Toxic Friendships

I used to believe that friendships should last a lifetime and I wold put in so much effort to ensuring my friendships would last the distance. In fact I used to have a saying that I would never walk away from a friend and that they would leave me before i left them.

I had a lot of learning to do when it came to friendships, my chaotic childhood, didn’t make it easier for me to learn some of these important social skills. changing schools over 13 times in childhood made it hard for me to make deep and lasting connections with any friends, so as an adult I made a commitment to myself that no matter what I would make sure I did my best to keep friendships going, it was a value I held on to for dear life often at the cost of my own wellbeing. resulting in holding onto friendships which were misaligned or even toxic.

Unlike romantic relationships we don’t go into friendships thinking this may end, we may break up someday - and this can leave us holding onto friendships and not addressing things in the dynamic of the friendship that no longer works for us.

Now I know we make friends at different stages of our lives. Sometimes, we outgrow friendships or our values change. And sometimes we start to realise that a friendship is toxic and not good for our emotional health.

In some friendships it can feel that none of our needs are being met, because the relationship support is one sided, or that you feel left out or even betrayed.

if you feel you want to avoid a friend or even cancel with someone every time you’re either scheduled to meet or the reach out for a catch up, this is something to look at.

Ask yourself what is it about this friendship that makes me feel this way?

If the friendship is meaningful to you, have an open conversation with your friend about how you're feeling and provide them with an opportunity to consider your emotions. Their response will guide whether the relationship should continue or if space is needed.

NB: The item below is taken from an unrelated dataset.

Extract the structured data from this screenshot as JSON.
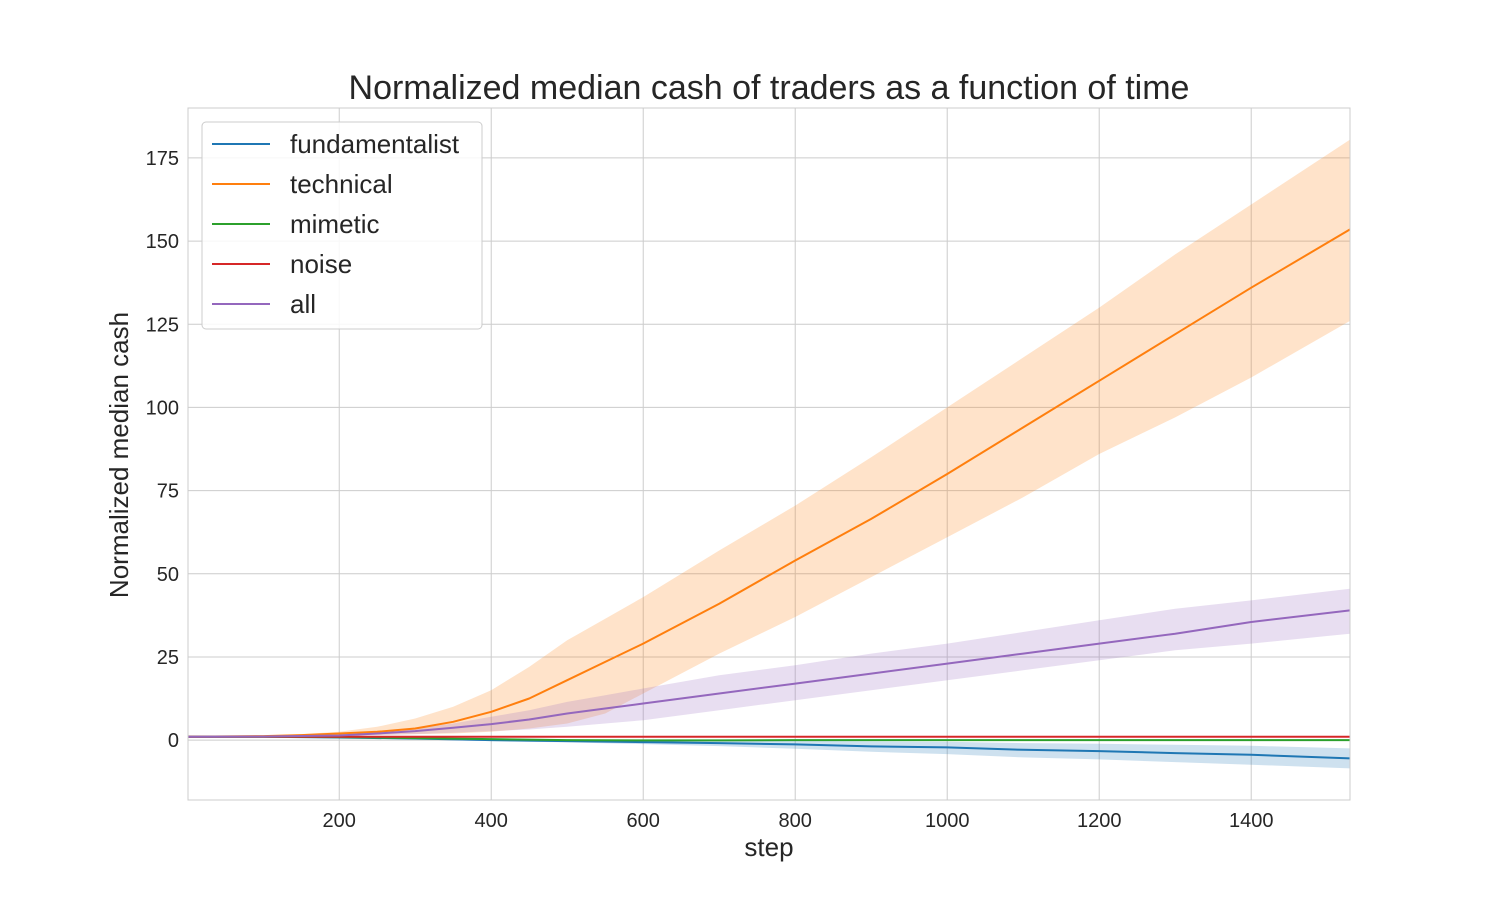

Not all friendships are last forever, this doesn't make you a bad person, it simply means that you yoube both grown. No friendship will ever feel good if it is based out of obligation.

Relationships of obligation create resentment, because in a healthy relationship we are supported and feels safe and heard.

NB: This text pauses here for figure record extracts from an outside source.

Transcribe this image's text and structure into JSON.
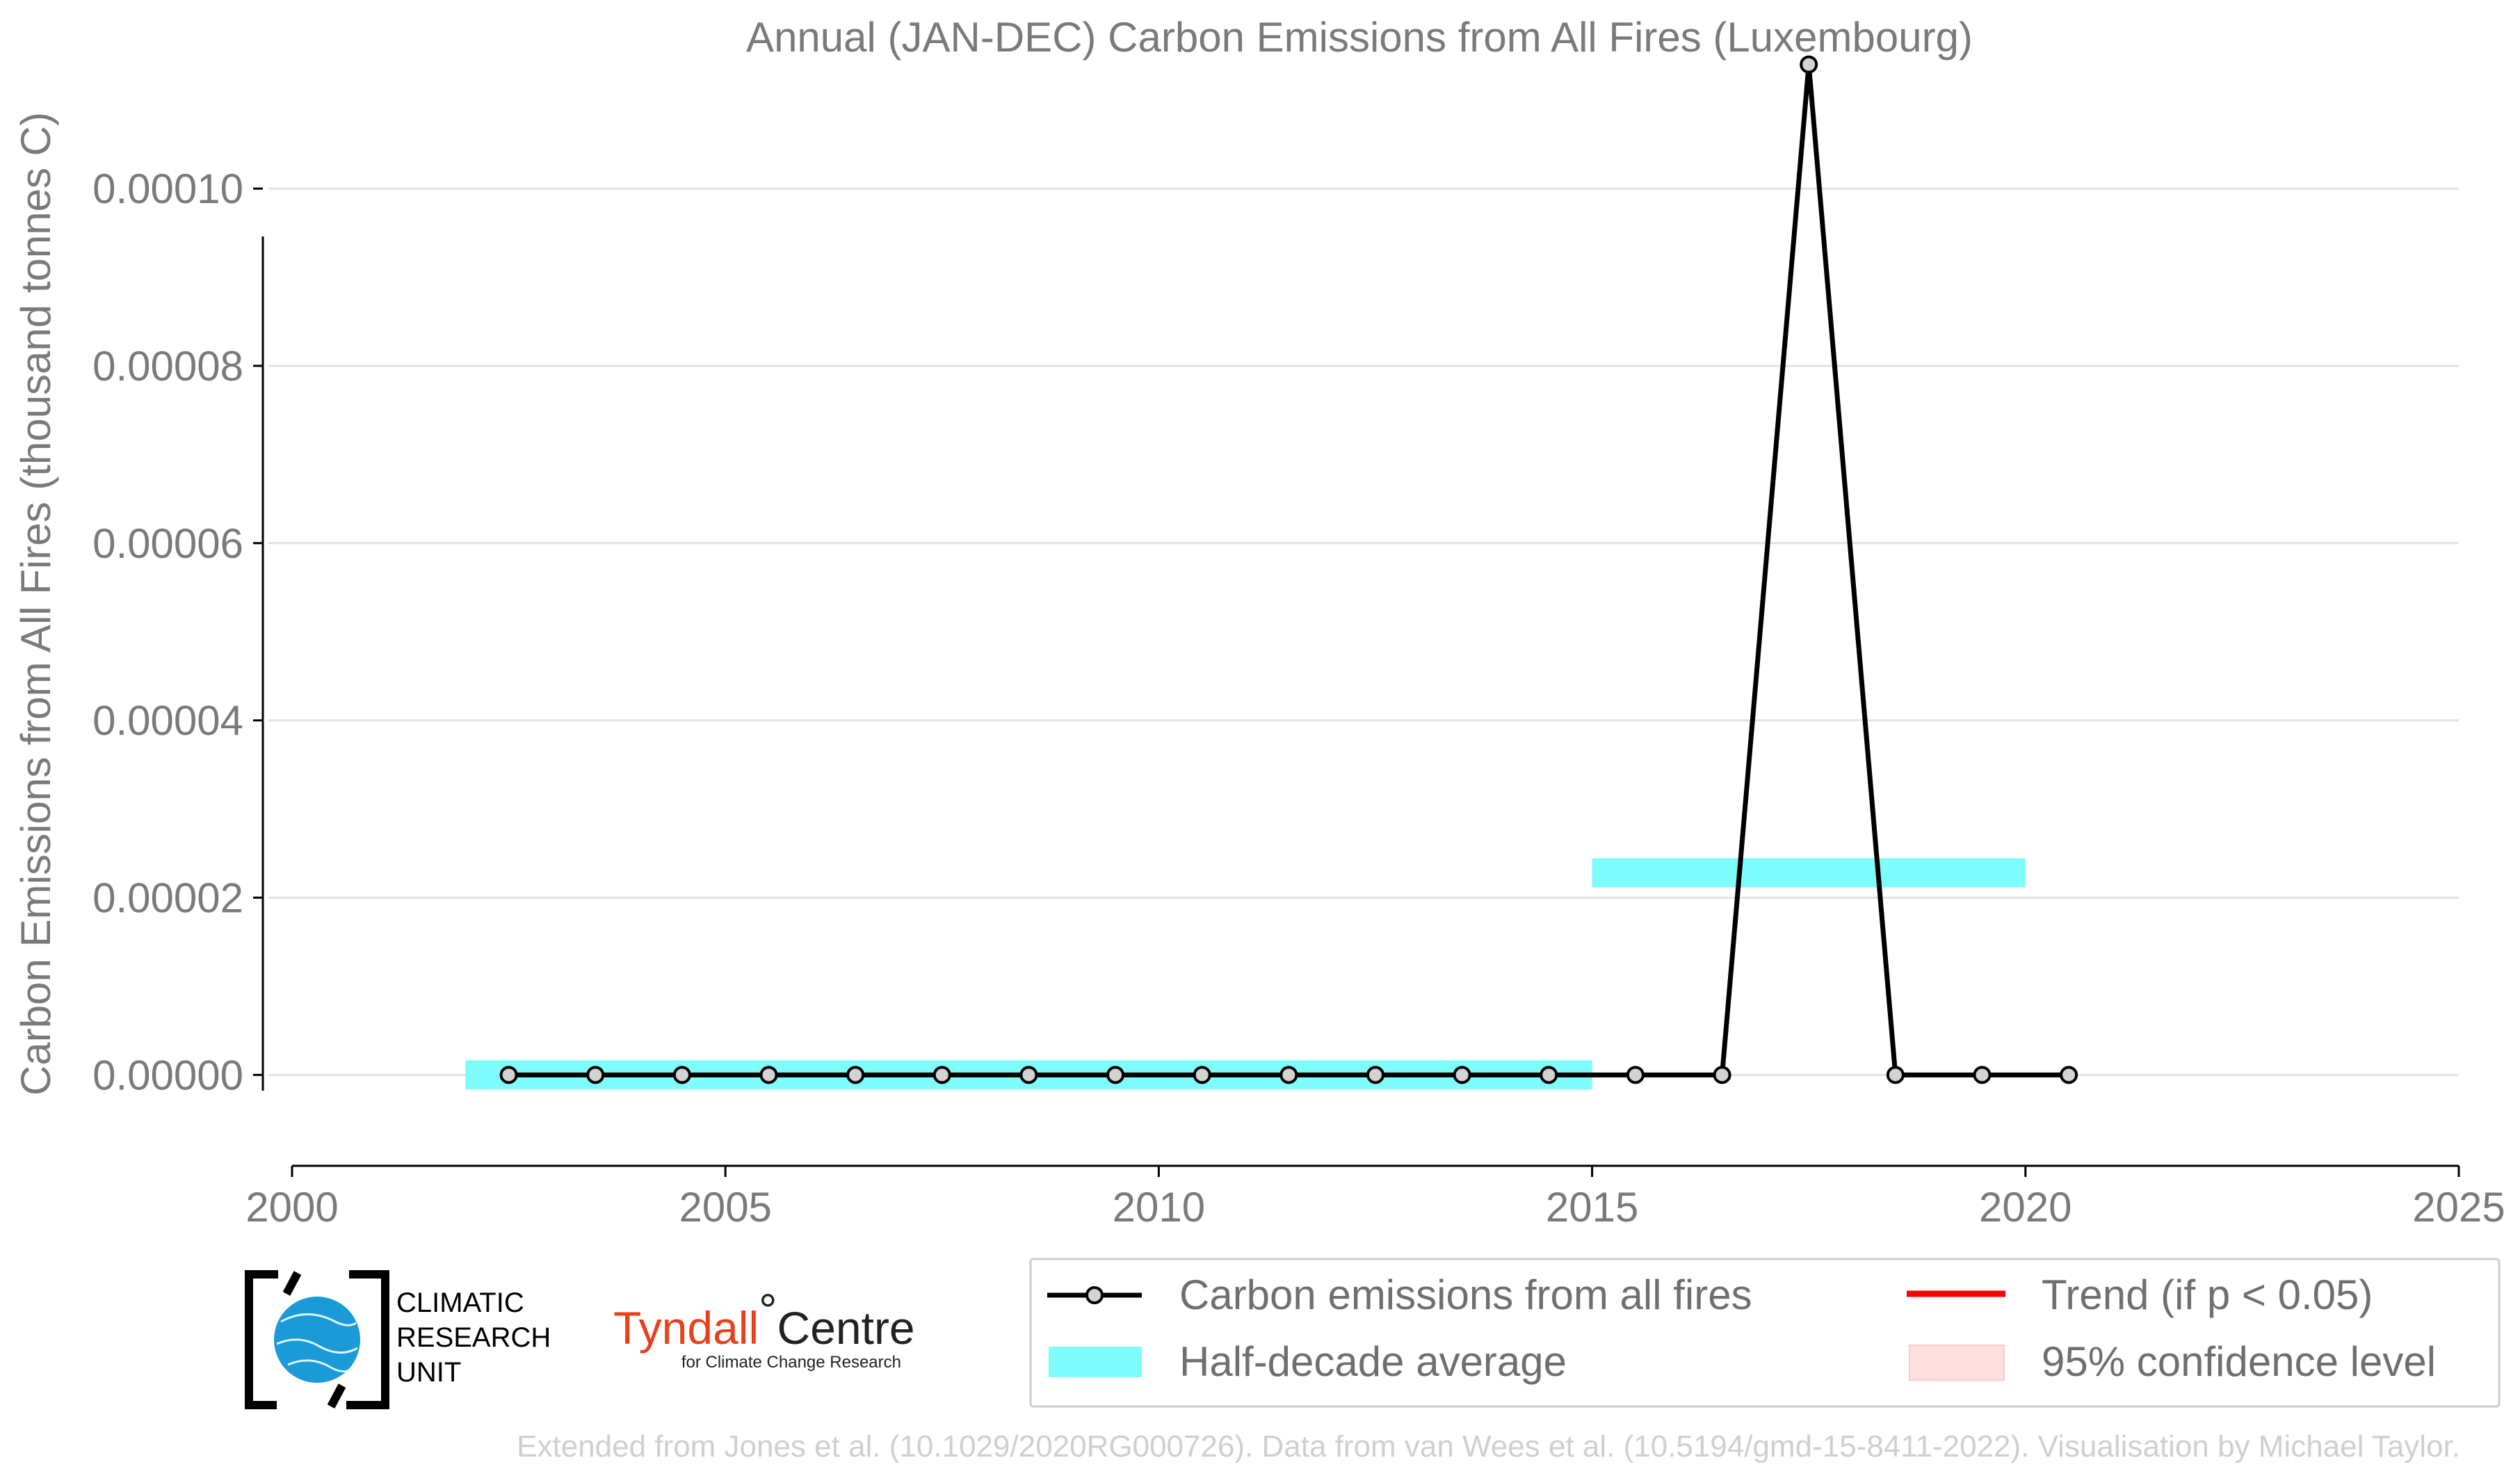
{
  "chart_data": {
    "type": "line",
    "title": "Annual (JAN-DEC) Carbon Emissions from All Fires (Luxembourg)",
    "xlabel": "",
    "ylabel": "Carbon Emissions from All Fires (thousand tonnes C)",
    "xlim": [
      2000,
      2025
    ],
    "ylim": [
      -9e-06,
      0.000115
    ],
    "x_ticks": [
      2000,
      2005,
      2010,
      2015,
      2020,
      2025
    ],
    "y_ticks": [
      0,
      2e-05,
      4e-05,
      6e-05,
      8e-05,
      0.0001
    ],
    "y_tick_labels": [
      "0.00000",
      "0.00002",
      "0.00004",
      "0.00006",
      "0.00008",
      "0.00010"
    ],
    "grid": "horizontal",
    "series": [
      {
        "name": "Carbon emissions from all fires",
        "color": "#000000",
        "x": [
          2002.5,
          2003.5,
          2004.5,
          2005.5,
          2006.5,
          2007.5,
          2008.5,
          2009.5,
          2010.5,
          2011.5,
          2012.5,
          2013.5,
          2014.5,
          2015.5,
          2016.5,
          2017.5,
          2018.5,
          2019.5,
          2020.5
        ],
        "y": [
          0,
          0,
          0,
          0,
          0,
          0,
          0,
          0,
          0,
          0,
          0,
          0,
          0,
          0,
          0,
          0.000114,
          0,
          0,
          0
        ]
      }
    ],
    "half_decade_average": {
      "name": "Half-decade average",
      "color": "#7ffcfc",
      "segments": [
        {
          "x0": 2002,
          "x1": 2015,
          "y": 0
        },
        {
          "x0": 2015,
          "x1": 2020,
          "y": 2.28e-05
        }
      ]
    },
    "legend": {
      "placement": "bottom-right",
      "entries": [
        {
          "label": "Carbon emissions from all fires",
          "kind": "line-marker",
          "color": "#000000"
        },
        {
          "label": "Trend (if p < 0.05)",
          "kind": "line",
          "color": "#ff0000"
        },
        {
          "label": "Half-decade average",
          "kind": "band",
          "color": "#7ffcfc"
        },
        {
          "label": "95% confidence level",
          "kind": "band",
          "color": "#ffe0e0"
        }
      ]
    }
  },
  "logos": {
    "cru_lines": [
      "CLIMATIC",
      "RESEARCH",
      "UNIT"
    ],
    "tyndall_main": "Tyndall",
    "tyndall_degree": "°",
    "tyndall_centre": "Centre",
    "tyndall_sub": "for Climate Change Research"
  },
  "footer": "Extended from Jones et al. (10.1029/2020RG000726). Data from van Wees et al. (10.5194/gmd-15-8411-2022). Visualisation by Michael Taylor."
}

Sometimes ending friendship or giving each other space is the kindest thing you can do for each other.

Friendship break ups can be very painful and shame inducing because we feel like the should last forever, when in reality they are like any other relationship, sometimes they last, sometimes they don’t.

Nobody really talks about how heartbreaking it can be when friendships end, and trying to hold on to friendship even when you know it’s run it’s course add more layers of shame and sadness to that grief. We need gracefully let go and allow ourselves the time and space to grieve the loss of friendships that once meant so much to us.

So When friendships end, give yourself space to grieve the loss, try not to hold on to resentments so that you can let the space that’s opened form new friendships to grow.